Availity's New Claim Research Tool Now Available
Availity's new online Claim Research Tool (CRT) provides your office staff greater claims accuracy and increased office efficiency in managing your account receivables. The CRT gives your staff fast, real-time access to enhanced Blue Cross and Blue Shield of Oklahoma claim status information, with features that include:
- Status of multiple claims in one view
- Member ID and claim (DCN) number look-ups
- Patient account and group number information
- Detailed line-level information including reason codes and descriptions
- Related copay, deductible, and coinsurance amounts
The CRT also ends the need for costly, time-consuming phone calls. The tip sheet makes using this great new tool a breeze. Best of all, CRT delivers all of the above at no cost to you!
Availity is a registered trademark of Availity, L.L.C., an independent, third party vendor.
Blue Cross and Blue Shield of Oklahoma (BCBSOK) requires prior authorization for all inpatient admissions for all lines of business. If the admitting physician obtained prior authorization for a planned inpatient admission, BCBSOK does not need concurrent review if the patient is discharged within the pre-approved length of stay.
Facility Address Reminder
If you are a facility that files claims on a UB-04 claim form, please remember to follow the guidelines listed in the current UB-04 Editor .

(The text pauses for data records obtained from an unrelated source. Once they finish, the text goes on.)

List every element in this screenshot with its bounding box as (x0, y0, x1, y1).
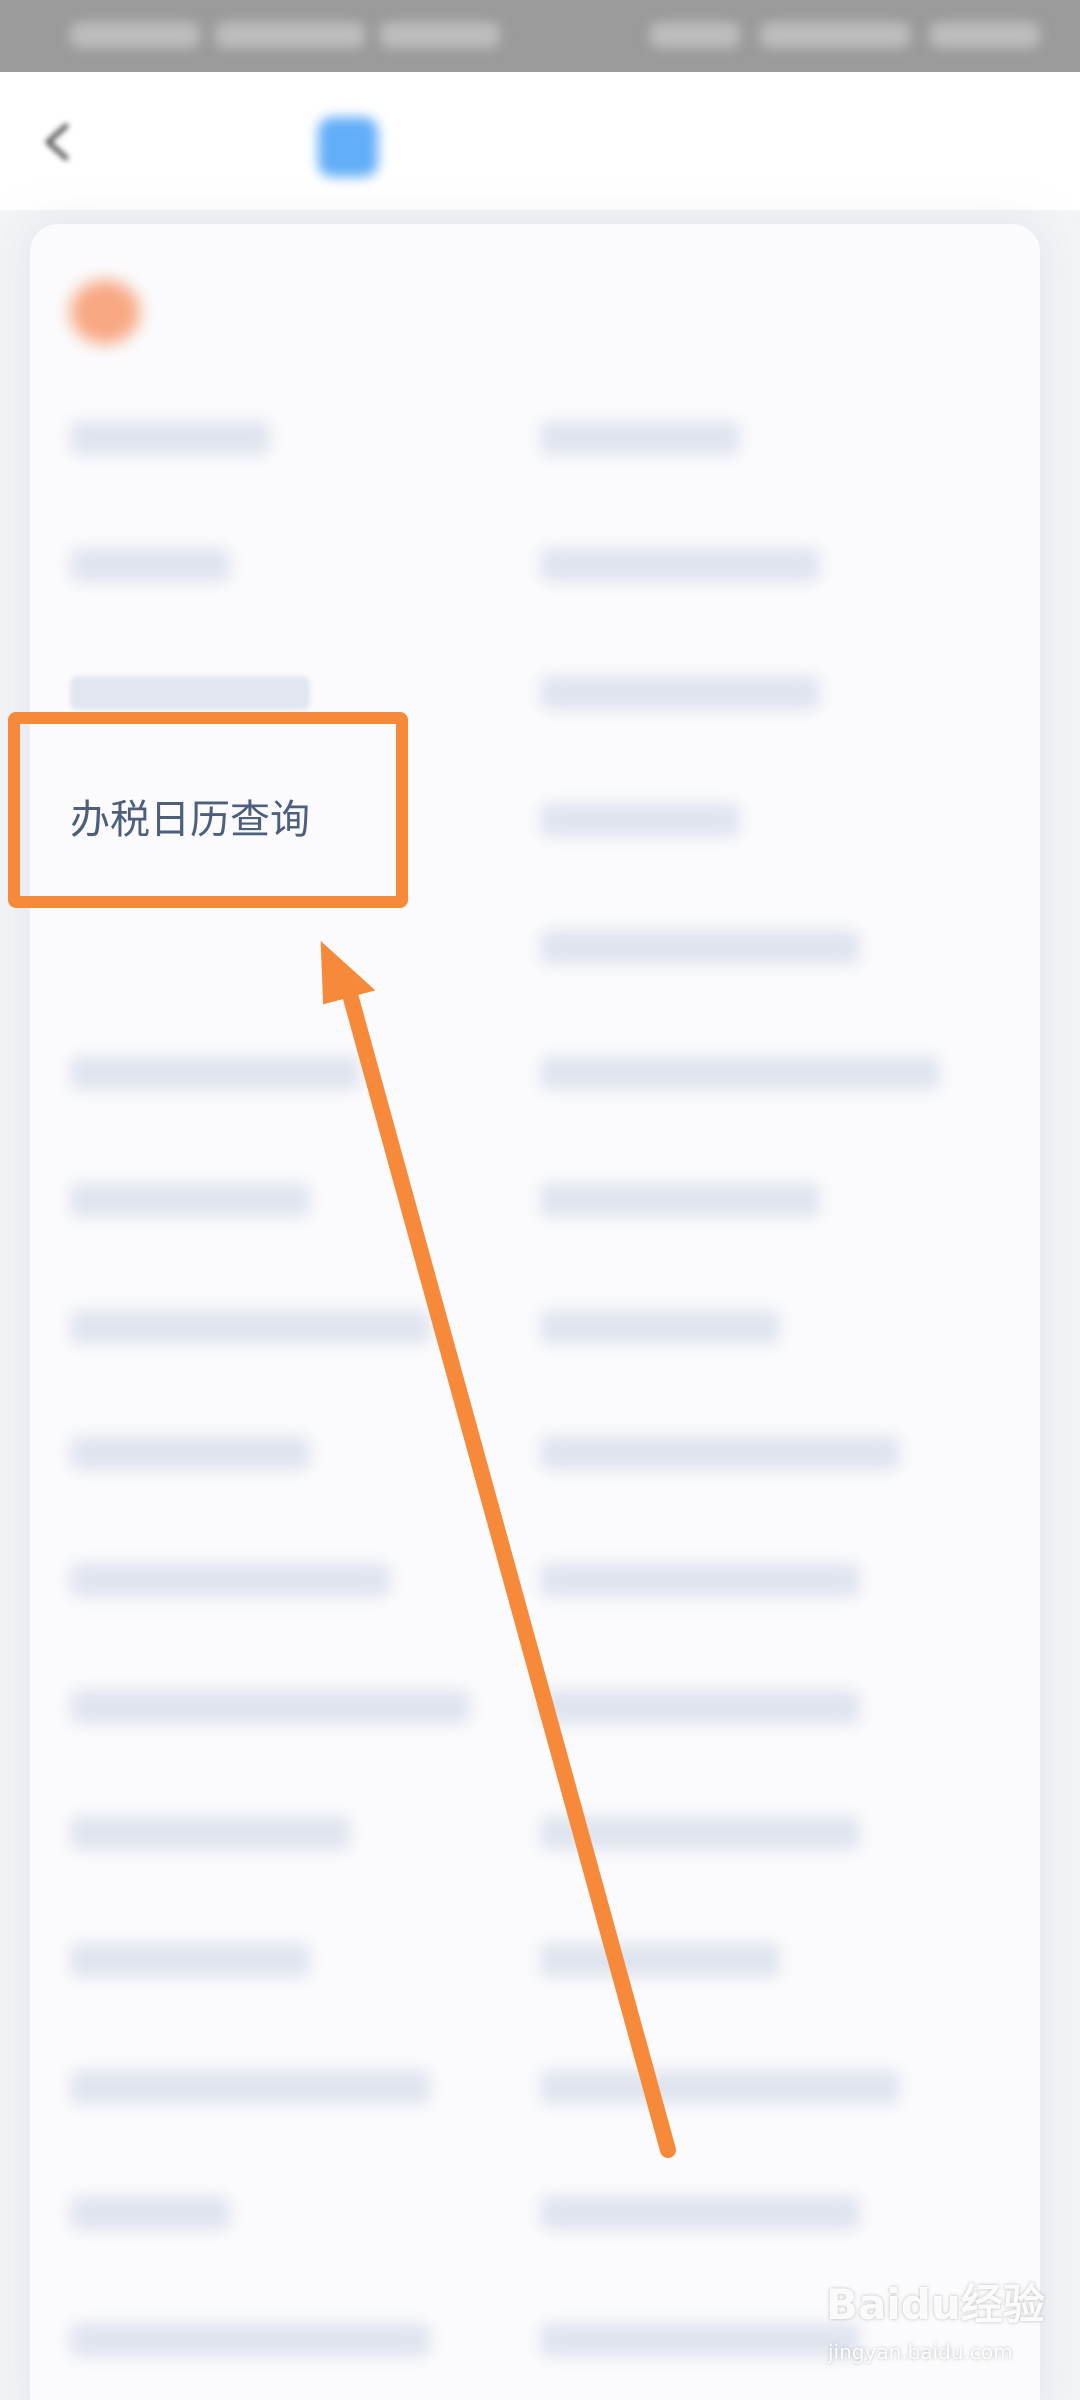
grid-item-right-11[interactable] (540, 1690, 860, 1724)
grid-item-left-6[interactable] (70, 1056, 360, 1090)
status-network-text (215, 22, 365, 48)
grid-item-right-3[interactable] (540, 676, 820, 710)
grid-item-left-16[interactable] (70, 2323, 430, 2357)
status-battery-icon (760, 22, 910, 48)
grid-item-right-6[interactable] (540, 1056, 940, 1090)
grid-item-left-8[interactable] (70, 1310, 430, 1344)
status-icons (650, 22, 740, 48)
grid-item-right-16[interactable] (540, 2323, 860, 2357)
grid-item-right-13[interactable] (540, 1943, 780, 1977)
grid-item-right-4[interactable] (540, 803, 740, 837)
grid-item-left-10[interactable] (70, 1563, 390, 1597)
section-icon (70, 280, 140, 344)
service-logo-icon (318, 117, 378, 177)
grid-item-left-7[interactable] (70, 1183, 310, 1217)
grid-item-left-14[interactable] (70, 2070, 430, 2104)
grid-item-left-12[interactable] (70, 1816, 350, 1850)
grid-item-left-1[interactable] (70, 421, 270, 455)
chevron-left-icon[interactable] (38, 122, 78, 162)
grid-item-right-14[interactable] (540, 2070, 900, 2104)
grid-item-left-3[interactable] (70, 676, 310, 710)
grid-item-right-12[interactable] (540, 1816, 860, 1850)
grid-item-right-7[interactable] (540, 1183, 820, 1217)
grid-item-right-15[interactable] (540, 2196, 860, 2230)
grid-item-right-8[interactable] (540, 1310, 780, 1344)
watermark-brand: Baidu经验 (826, 2280, 1045, 2329)
grid-item-left-15[interactable] (70, 2196, 230, 2230)
status-speed-text (380, 22, 500, 48)
watermark-url: jingyan.baidu.com (828, 2340, 1013, 2364)
highlight-box (8, 712, 408, 908)
app-header (0, 72, 1080, 210)
grid-item-right-2[interactable] (540, 548, 820, 582)
grid-item-right-9[interactable] (540, 1436, 900, 1470)
grid-item-right-10[interactable] (540, 1563, 860, 1597)
watermark: Baidu经验 jingyan.baidu.com (826, 2275, 1066, 2385)
grid-item-left-2[interactable] (70, 548, 230, 582)
grid-item-left-9[interactable] (70, 1436, 310, 1470)
pixelated-item (36, 898, 596, 1048)
status-bar (0, 0, 1080, 72)
grid-item-left-11[interactable] (70, 1690, 470, 1724)
status-carrier-text (70, 22, 200, 48)
grid-item-right-1[interactable] (540, 421, 740, 455)
status-time-text (930, 22, 1040, 48)
grid-item-left-13[interactable] (70, 1943, 310, 1977)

When you have a different billing and physical address, please use Box 1 to list your physical address and Box 2 to list your billing address. This helps to expedite claims processing and ensure there is no confusion as to where the services were rendered.
This user guide will also assist you with identifying the fields that are required to be completed per our claims processing guidelines and help to eliminate unnecessary claim delays.
Are you interested in filing your unlisted procedure codes for drugs and injections electronically, but unsure how? Providers often file unlisted procedure codes on paper claims in order to include the descriptions of the services rendered. The electronic format system for filing claims includes a descriptive field for each line of service, allowing providers to include the description of services rendered. This helps reduce the unnecessary filing of paper claims.
Claims and Correspondence Address Reminder
In an effort to provide our customers with timely and accurate claims processing service, please remember to submit all claims and correspondence to the following P. O. Box address:
BlueCross BlueShield of Oklahoma
P.O. Box 3283
Tulsa, OK 74102-3283
This address is the same for all lines of business and will allow us to better serve you in a timely manner.
If any other documentation other than the original claim submission is being sent to the above address, please remember to attach the Provider Claim Appeal/Reconsideration Review Request Form located on our Web site.
Taxonomy codes are administrative codes set for identifying the provider type and area of specialization for health care providers. Each taxonomy code is a unique ten character alphanumeric code that enables providers to identify their specialty at the claim level. Taxonomy codes are assigned at both the individual provider and organizational provider level.